Cuevas-Ramos had wanted to be a nurse, but when she was a college sophomore, she went on a Christian mission trip to Texas. One of those on the trip was an approximately 8-year-old boy with Down syndrome, the son of a fellow mission member. He had difficulty expressing himself.

“I noticed they would get so happy every time he would say something correctly,” she said. “And I said, ‘Oh, that’s really interesting.’

“They said it was because they were working with a speech-language pathologist, and every time he would say something correctly or something new, it was a big accomplishment.”

That how she learned what speech-language pathologists did, and it intrigued her.

When she returned to Pullman, Cuevas-Ramos consulted a university counselor. Would it be possible to switch to the speech and hearing program? It turned out it would. The courses she had been taking in preparation for becoming a nurse mapped nicely to speech-language pathology. She had an interview with the university’s program coordinator and was accepted, so she spent her last two undergraduate years in Spokane, where Washington State had its speech and hearing program. 

For Cuevas-Ramos and her family, the American college experience occurred in uncharted territory. She had adjusted from Colima to the state of Washington, from high school to college, and had begun to contemplate a professional career. At times, she said, she felt lost, learning the system, conscious of her parents’ expectations, finding her way where no family member had gone before.

As she looked beyond her time at Washington State, she applied to three graduate schools and was waitlisted at two of them. The third was Pacific, which offered her a place in the class of 2017. She said yes.

Coming to Forest Grove to earn her master’s degree was her first experience living so far from her family, and it was hard at times.
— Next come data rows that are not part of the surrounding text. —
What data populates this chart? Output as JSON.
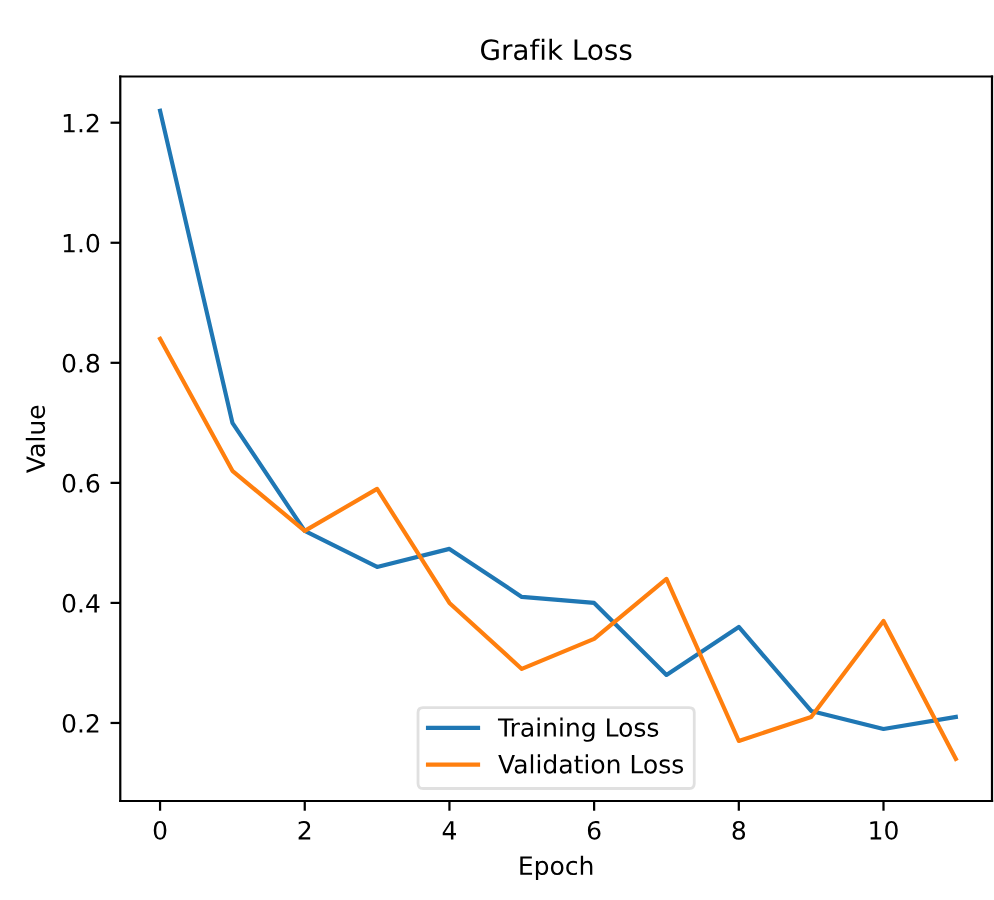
{
  "chart_data": {
    "type": "line",
    "title": "Grafik Loss",
    "xlabel": "Epoch",
    "ylabel": "Value",
    "x": [
      0,
      1,
      2,
      3,
      4,
      5,
      6,
      7,
      8,
      9,
      10,
      11
    ],
    "series": [
      {
        "name": "Training Loss",
        "color": "#1f77b4",
        "values": [
          1.22,
          0.7,
          0.52,
          0.46,
          0.49,
          0.41,
          0.4,
          0.28,
          0.36,
          0.22,
          0.19,
          0.21
        ]
      },
      {
        "name": "Validation Loss",
        "color": "#ff7f0e",
        "values": [
          0.84,
          0.62,
          0.52,
          0.59,
          0.4,
          0.29,
          0.34,
          0.44,
          0.17,
          0.21,
          0.37,
          0.14
        ]
      }
    ],
    "xlim": [
      -0.55,
      11.5
    ],
    "ylim": [
      0.07,
      1.277
    ],
    "xticks": [
      0,
      2,
      4,
      6,
      8,
      10
    ],
    "yticks": [
      0.2,
      0.4,
      0.6,
      0.8,
      {
        "value": 1,
        "label": "1.0"
      },
      1.2
    ],
    "legend": "bottom",
    "grid": false
  }
}
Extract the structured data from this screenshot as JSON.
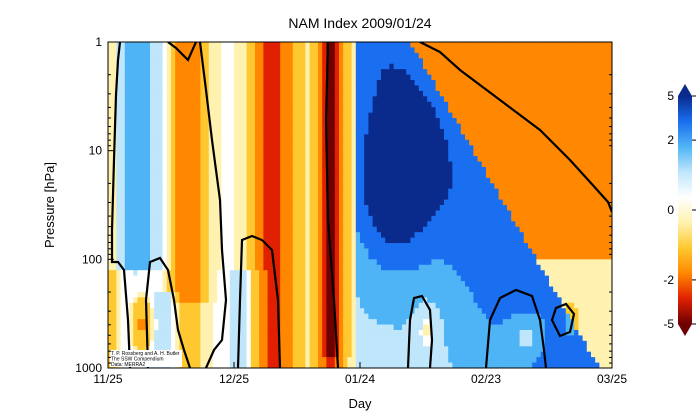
{
  "chart_data": {
    "type": "heatmap",
    "title": "NAM Index 2009/01/24",
    "xlabel": "Day",
    "ylabel": "Pressure [hPa]",
    "x_ticks": [
      "11/25",
      "12/25",
      "01/24",
      "02/23",
      "03/25"
    ],
    "x_tick_days": [
      0,
      30,
      60,
      90,
      120
    ],
    "xlim": [
      0,
      120
    ],
    "y_ticks": [
      "1",
      "10",
      "100",
      "1000"
    ],
    "y_tick_values": [
      1,
      10,
      100,
      1000
    ],
    "ylim": [
      1000,
      1
    ],
    "y_scale": "log",
    "colorbar_ticks": [
      "5",
      "2",
      "0",
      "-2",
      "-5"
    ],
    "colorbar_values": [
      5,
      2,
      0,
      -2,
      -5
    ],
    "colormap_colors": [
      "#0a2a8c",
      "#1a6ef0",
      "#4fb4f5",
      "#bfe6fb",
      "#ffffff",
      "#fff2b0",
      "#ffc830",
      "#ff8800",
      "#e02000",
      "#6e0000"
    ],
    "credit_lines": [
      "T. P. Rossberg and A. H. Butler",
      "The SSW Compendium",
      "Data: MERRA2"
    ],
    "grid": false,
    "legend": "colorbar-right"
  }
}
But she said it was enriching for the skills she gained as a speech pathologist and for the support she got from her professors. 
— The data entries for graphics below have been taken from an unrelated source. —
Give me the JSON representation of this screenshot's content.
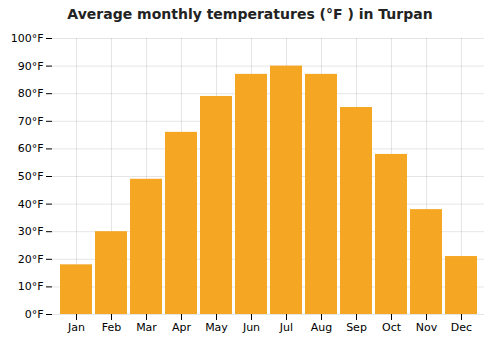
{
  "chart_data": {
    "type": "bar",
    "title": "Average monthly temperatures (°F ) in Turpan",
    "categories": [
      "Jan",
      "Feb",
      "Mar",
      "Apr",
      "May",
      "Jun",
      "Jul",
      "Aug",
      "Sep",
      "Oct",
      "Nov",
      "Dec"
    ],
    "values": [
      18,
      30,
      49,
      66,
      79,
      87,
      90,
      87,
      75,
      58,
      38,
      21
    ],
    "color": "#F5A623",
    "ylim": [
      0,
      100
    ],
    "yticks": [
      {
        "value": 0,
        "label": "0°F"
      },
      {
        "value": 10,
        "label": "10°F"
      },
      {
        "value": 20,
        "label": "20°F"
      },
      {
        "value": 30,
        "label": "30°F"
      },
      {
        "value": 40,
        "label": "40°F"
      },
      {
        "value": 50,
        "label": "50°F"
      },
      {
        "value": 60,
        "label": "60°F"
      },
      {
        "value": 70,
        "label": "70°F"
      },
      {
        "value": 80,
        "label": "80°F"
      },
      {
        "value": 90,
        "label": "90°F"
      },
      {
        "value": 100,
        "label": "100°F"
      }
    ],
    "grid": true
  }
}
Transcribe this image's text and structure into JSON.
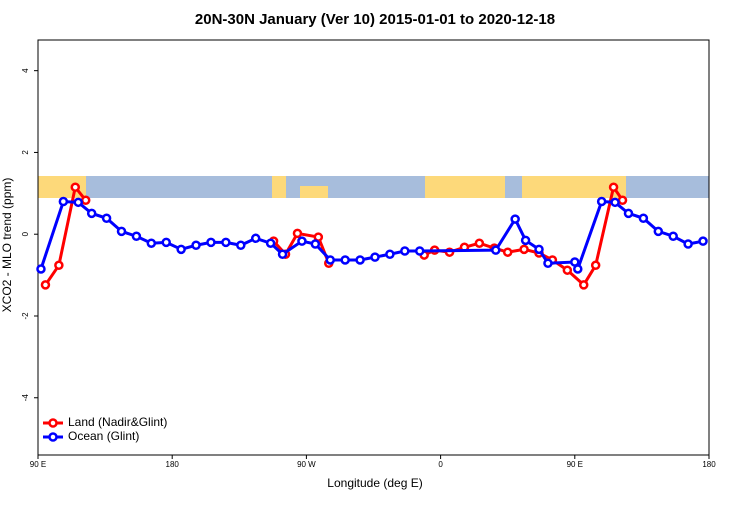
{
  "chart_data": {
    "type": "line",
    "title": "20N-30N January (Ver 10)   2015-01-01 to 2020-12-18",
    "x_label": "Longitude (deg E)",
    "y_label": "XCO2 - MLO trend (ppm)",
    "xlim": [
      90,
      540
    ],
    "ylim": [
      -5.4,
      4.75
    ],
    "xticks": [
      {
        "value": 90,
        "label": "90 E"
      },
      180,
      {
        "value": 270,
        "label": "90 W"
      },
      {
        "value": 360,
        "label": "0"
      },
      {
        "value": 450,
        "label": "90 E"
      },
      {
        "value": 540,
        "label": "180"
      }
    ],
    "yticks": [
      -4,
      -2,
      0,
      2,
      4
    ],
    "legend": "bottom-left",
    "series": [
      {
        "name": "Land (Nadir&Glint)",
        "color": "#ff0000",
        "x": [
          95,
          104,
          115,
          122,
          null,
          248,
          256,
          264,
          278,
          285,
          null,
          349,
          356,
          366,
          376,
          386,
          396,
          405,
          416,
          426,
          435,
          445,
          456,
          464,
          476,
          482
        ],
        "values": [
          -1.24,
          -0.76,
          1.15,
          0.83,
          null,
          -0.17,
          -0.49,
          0.02,
          -0.07,
          -0.71,
          null,
          -0.51,
          -0.39,
          -0.44,
          -0.32,
          -0.22,
          -0.34,
          -0.44,
          -0.37,
          -0.46,
          -0.63,
          -0.88,
          -1.24,
          -0.76,
          1.15,
          0.83
        ]
      },
      {
        "name": "Ocean (Glint)",
        "color": "#0000ff",
        "x": [
          92,
          107,
          117,
          126,
          136,
          146,
          156,
          166,
          176,
          186,
          196,
          206,
          216,
          226,
          236,
          246,
          254,
          267,
          276,
          286,
          296,
          306,
          316,
          326,
          336,
          346,
          397,
          410,
          417,
          426,
          432,
          450,
          452,
          468,
          477,
          486,
          496,
          506,
          516,
          526,
          536
        ],
        "values": [
          -0.85,
          0.8,
          0.78,
          0.51,
          0.39,
          0.07,
          -0.05,
          -0.22,
          -0.2,
          -0.37,
          -0.27,
          -0.2,
          -0.2,
          -0.27,
          -0.1,
          -0.22,
          -0.49,
          -0.17,
          -0.24,
          -0.63,
          -0.63,
          -0.63,
          -0.56,
          -0.49,
          -0.41,
          -0.41,
          -0.39,
          0.37,
          -0.15,
          -0.37,
          -0.71,
          -0.68,
          -0.85,
          0.8,
          0.78,
          0.51,
          0.39,
          0.07,
          -0.05,
          -0.24,
          -0.17
        ]
      }
    ]
  }
}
“At Pacific, the professors really support us, not just with our schoolwork, but with our emotional health. I was really thankful that we had a counseling class,” she said.

“Being in a medical profession, you listen to people who are going through really hard things. We have to give families a new diagnosis, or they just found out their child has autism or some other disorder,” she said. “So that counseling class helped us learn how to listen, how to validate, what words to use when we’re in those situations.” And because Pacific speech-language pathology students practiced those skills on one another, they had the ability to apply their learnings to their own emotional health in a highly personal way, she said.

Cuevas-Ramos is a naturally warm person practicing in a very broad field — as a speech-language pathologist, she may work with babies who are struggling to develop speech, or with 90-year-olds with cognitive impairments. Each day, she does much more than practicing how to articulate words. And the field is a natural fit for her. 

“Martha is smart, intuitive, kind, and a natural clinician,” Melissa Fryer, Pacific’s speech-language pathology program supervisor and clinical assistant professor, said in an email. “She has a quiet leadership quality that makes her approachable and her interactions genuine …. I am so excited for her future. Amazing things lie ahead for Martha.”

When she still was a Pacific student, Cuevas-Ramos took her externship back home in Yakima, at Yakima Valley Memorial. As her three-month stint was ending, the hospital officials made an offer: Would she come to work full time at Yakima Memorial?

She smiled broadly at the memory, as if she couldn’t believe her luck. “I already had a job set up before I graduated from Pacific.” And it was in Yakima, where her family lives.

It was a dream outcome for Cuevas-Ramos and for her family. She is married now with a 3-year-old son at home, and her parents are close by. Dad understands higher education now, and Cuevas-Ramos expects him and his mother to come to Forest Grove to see her accept her Emerging Leader award.

“Growing up, he never had the support of education. It was all just work, work, work, work, work. So it was hard for him to understand educational accomplishments,” she said. Now, “he always shows us off to other people.”